Saturday, June 19, 2010

Post-Processing

Or why snapshots look all snap-shotty.

There are lots of things that the pros do AFTER they press the shutter. The list of things the pros do to their image, which wasn't badly exposed in the first place, goes something like this:

White balance. If shot in RAW, the white balance can and should be tweaked. Auto white balance is not the ideal.

Exposure. But it wasn't badly exposed! The pros are fine tuning things like fill and recovery, to get the exposure at the extremes to be better.

Color. Is the sky a sky blue or an overcast gray? Are the skin tones human?

Lens corrections. Even spending big bucks for a lens does not mean that you won't have pincushion, barrel, or perspective distortions.

Sharpen. To recover the edges that have been mucked up by anti-aliasing. The more I know about anti-alias, the less I like it.

Contrast. Because thin is not a good thing. And often, contrast gets adjusted again after a different adjustment is made.

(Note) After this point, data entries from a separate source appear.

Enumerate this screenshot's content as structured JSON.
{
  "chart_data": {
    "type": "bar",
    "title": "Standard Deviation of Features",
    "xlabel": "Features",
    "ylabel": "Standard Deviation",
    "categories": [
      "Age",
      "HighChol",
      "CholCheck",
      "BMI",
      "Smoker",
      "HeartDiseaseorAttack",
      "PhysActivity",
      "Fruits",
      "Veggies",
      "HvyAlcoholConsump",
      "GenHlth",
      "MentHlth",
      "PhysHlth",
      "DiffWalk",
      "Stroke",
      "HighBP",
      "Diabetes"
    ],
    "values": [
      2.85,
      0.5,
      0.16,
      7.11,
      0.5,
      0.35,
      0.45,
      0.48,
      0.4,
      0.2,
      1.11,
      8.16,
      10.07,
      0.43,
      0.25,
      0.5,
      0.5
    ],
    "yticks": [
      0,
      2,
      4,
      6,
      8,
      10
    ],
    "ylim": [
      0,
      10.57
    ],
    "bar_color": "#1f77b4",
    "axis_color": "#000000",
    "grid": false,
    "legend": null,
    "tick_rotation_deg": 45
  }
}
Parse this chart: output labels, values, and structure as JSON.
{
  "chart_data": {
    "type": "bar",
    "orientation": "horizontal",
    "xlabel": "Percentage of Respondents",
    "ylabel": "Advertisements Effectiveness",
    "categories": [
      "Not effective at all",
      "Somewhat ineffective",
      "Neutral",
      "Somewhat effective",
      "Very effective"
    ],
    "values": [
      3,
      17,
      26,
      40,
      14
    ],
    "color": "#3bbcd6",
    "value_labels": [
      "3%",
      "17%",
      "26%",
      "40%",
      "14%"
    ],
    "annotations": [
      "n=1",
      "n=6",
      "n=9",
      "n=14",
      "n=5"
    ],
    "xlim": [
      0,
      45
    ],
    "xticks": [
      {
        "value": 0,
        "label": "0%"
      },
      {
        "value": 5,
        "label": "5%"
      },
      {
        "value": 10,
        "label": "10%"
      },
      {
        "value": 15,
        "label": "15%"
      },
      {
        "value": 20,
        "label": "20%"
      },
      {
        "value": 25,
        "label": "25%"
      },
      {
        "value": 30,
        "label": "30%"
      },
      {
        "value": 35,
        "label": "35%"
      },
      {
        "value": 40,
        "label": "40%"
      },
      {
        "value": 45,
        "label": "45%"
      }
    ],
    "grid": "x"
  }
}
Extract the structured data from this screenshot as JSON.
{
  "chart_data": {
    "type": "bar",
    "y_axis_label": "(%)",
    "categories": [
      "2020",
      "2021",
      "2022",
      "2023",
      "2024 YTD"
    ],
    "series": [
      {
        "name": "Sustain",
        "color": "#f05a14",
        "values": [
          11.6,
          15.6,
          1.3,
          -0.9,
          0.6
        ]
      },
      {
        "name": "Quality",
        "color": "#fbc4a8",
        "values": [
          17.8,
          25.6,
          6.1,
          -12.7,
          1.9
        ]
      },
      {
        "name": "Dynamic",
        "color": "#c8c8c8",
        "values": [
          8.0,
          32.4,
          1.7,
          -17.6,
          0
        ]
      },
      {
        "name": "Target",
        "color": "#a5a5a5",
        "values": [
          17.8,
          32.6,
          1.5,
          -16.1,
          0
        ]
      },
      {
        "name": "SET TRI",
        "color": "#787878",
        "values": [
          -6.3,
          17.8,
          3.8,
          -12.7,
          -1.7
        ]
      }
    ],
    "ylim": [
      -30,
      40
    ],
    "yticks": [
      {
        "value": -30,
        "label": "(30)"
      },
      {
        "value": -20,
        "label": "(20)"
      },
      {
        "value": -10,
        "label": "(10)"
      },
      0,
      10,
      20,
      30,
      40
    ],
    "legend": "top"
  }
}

Remove things. Not 'Photoshopping' out that extra person, but removing things like noise adjustments that aren't needed or wanted. Did the camera adjust the vibrance? It's gotta go.

It goes without saying, but I am saying it anyway, all these edits are done to a COPY of the original image. And the list can and will change for each photographer. It depends on the order in which they like to work, the type of photos they are taking, and if they are producing hundreds, like a wedding photographer, or a handful, like a landscape photographer.